Fanny had a fair night, and we are both tolerable this morning, only the yoke of correspondence lies on me heavy. I beg you will let this go on to my mother. I got such a good start in your letter, that I kept on at it, and I have neither time nor energy for more.
Yours ever,
R. L. S.
Something new.
I was called from my letters by the voice of Mr. — , who had just come up with a load of wood, roaring, ‘Henry! Henry! Bring six boys!’ I saw there was something wrong, and ran out. The cart, half unloaded, had upset with the mare in the shafts; she was all cramped together and all tangled up in harness and cargo, the off shaft pushing her over, Mr. — holding her up by main strength, and right along-side of her — where she must fall if she went down — a deadly stick of a tree like a lance. I could not but admire the wisdom and faith of this great brute; I never saw the riding-horse that would not have lost its life in such a situation; but the cart-elephant patiently waited and was saved. It was a stirring three minutes, I can tell you.

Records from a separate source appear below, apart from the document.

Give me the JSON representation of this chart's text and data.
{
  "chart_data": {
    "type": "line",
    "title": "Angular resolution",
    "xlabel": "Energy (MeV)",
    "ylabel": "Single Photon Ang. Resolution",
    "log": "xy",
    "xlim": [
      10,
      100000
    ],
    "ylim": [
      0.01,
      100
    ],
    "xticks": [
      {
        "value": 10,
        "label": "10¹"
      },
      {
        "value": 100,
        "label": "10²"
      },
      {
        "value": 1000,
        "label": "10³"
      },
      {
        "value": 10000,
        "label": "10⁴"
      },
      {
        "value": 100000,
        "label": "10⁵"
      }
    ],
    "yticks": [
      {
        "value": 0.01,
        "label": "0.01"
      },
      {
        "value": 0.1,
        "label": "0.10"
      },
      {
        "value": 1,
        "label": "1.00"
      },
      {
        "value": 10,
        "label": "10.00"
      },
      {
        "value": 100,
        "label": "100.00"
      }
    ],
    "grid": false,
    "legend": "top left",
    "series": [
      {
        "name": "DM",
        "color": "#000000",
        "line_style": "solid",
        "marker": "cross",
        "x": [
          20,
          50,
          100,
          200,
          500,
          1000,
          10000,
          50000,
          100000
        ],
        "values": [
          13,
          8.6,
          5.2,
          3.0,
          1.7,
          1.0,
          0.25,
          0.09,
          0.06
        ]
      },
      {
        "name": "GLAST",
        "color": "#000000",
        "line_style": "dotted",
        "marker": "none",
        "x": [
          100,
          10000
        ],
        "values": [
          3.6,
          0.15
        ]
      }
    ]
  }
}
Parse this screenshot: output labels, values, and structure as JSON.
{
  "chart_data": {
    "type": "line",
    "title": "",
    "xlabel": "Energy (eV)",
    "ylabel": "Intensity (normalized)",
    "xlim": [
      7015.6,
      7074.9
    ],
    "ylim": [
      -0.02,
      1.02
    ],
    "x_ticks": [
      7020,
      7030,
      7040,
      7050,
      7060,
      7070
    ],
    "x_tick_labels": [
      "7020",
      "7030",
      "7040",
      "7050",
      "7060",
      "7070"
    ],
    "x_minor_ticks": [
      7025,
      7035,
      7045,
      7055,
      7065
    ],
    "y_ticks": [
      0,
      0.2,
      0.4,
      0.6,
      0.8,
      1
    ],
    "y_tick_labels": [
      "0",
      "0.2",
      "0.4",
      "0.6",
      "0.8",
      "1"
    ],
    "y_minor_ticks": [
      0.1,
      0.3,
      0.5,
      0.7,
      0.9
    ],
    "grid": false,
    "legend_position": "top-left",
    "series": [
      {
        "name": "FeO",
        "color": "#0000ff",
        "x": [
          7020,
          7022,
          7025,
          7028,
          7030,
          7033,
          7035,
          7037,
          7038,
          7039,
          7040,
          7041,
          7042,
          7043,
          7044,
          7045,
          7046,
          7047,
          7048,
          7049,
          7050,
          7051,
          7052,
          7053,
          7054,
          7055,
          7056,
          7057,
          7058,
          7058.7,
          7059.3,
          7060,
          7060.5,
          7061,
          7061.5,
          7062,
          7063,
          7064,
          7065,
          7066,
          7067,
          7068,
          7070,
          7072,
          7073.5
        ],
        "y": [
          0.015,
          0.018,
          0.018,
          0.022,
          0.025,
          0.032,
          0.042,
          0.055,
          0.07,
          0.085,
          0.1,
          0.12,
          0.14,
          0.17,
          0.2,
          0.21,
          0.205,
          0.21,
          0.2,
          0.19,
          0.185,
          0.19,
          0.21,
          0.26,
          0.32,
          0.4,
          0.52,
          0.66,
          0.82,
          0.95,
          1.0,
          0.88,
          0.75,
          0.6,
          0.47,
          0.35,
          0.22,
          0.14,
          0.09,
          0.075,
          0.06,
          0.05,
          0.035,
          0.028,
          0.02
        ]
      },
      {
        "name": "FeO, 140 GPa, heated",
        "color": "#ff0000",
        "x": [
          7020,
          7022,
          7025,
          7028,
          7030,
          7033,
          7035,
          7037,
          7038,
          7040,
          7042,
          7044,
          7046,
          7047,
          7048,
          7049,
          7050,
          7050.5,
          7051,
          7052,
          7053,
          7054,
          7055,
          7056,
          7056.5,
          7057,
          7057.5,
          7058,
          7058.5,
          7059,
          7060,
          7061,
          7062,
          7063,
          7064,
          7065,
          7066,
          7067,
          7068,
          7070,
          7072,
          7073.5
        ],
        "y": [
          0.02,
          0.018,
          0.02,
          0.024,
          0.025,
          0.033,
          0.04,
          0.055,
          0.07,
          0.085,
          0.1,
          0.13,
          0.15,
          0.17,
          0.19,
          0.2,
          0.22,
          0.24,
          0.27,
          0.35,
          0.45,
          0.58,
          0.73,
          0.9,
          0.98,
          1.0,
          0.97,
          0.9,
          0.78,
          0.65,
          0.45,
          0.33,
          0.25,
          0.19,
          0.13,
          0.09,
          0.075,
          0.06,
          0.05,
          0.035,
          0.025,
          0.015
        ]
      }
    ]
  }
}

I forgot in talking of Saturday to tell of one incident which will particularly interest my mother. I met Dr. D. from Savaii, and had an age-long talk about Edinburgh folk; it was very pleasant. He has been studying in Edinburgh, along with his son; a pretty relation. He told me he knew nobody but college people: ‘I was altogether a student,’ he said with glee. He seems full of cheerfulness and thick-set energy. I feel as if I could put him in a novel with effect; and ten to one, if I know more of him, the image will be only blurred.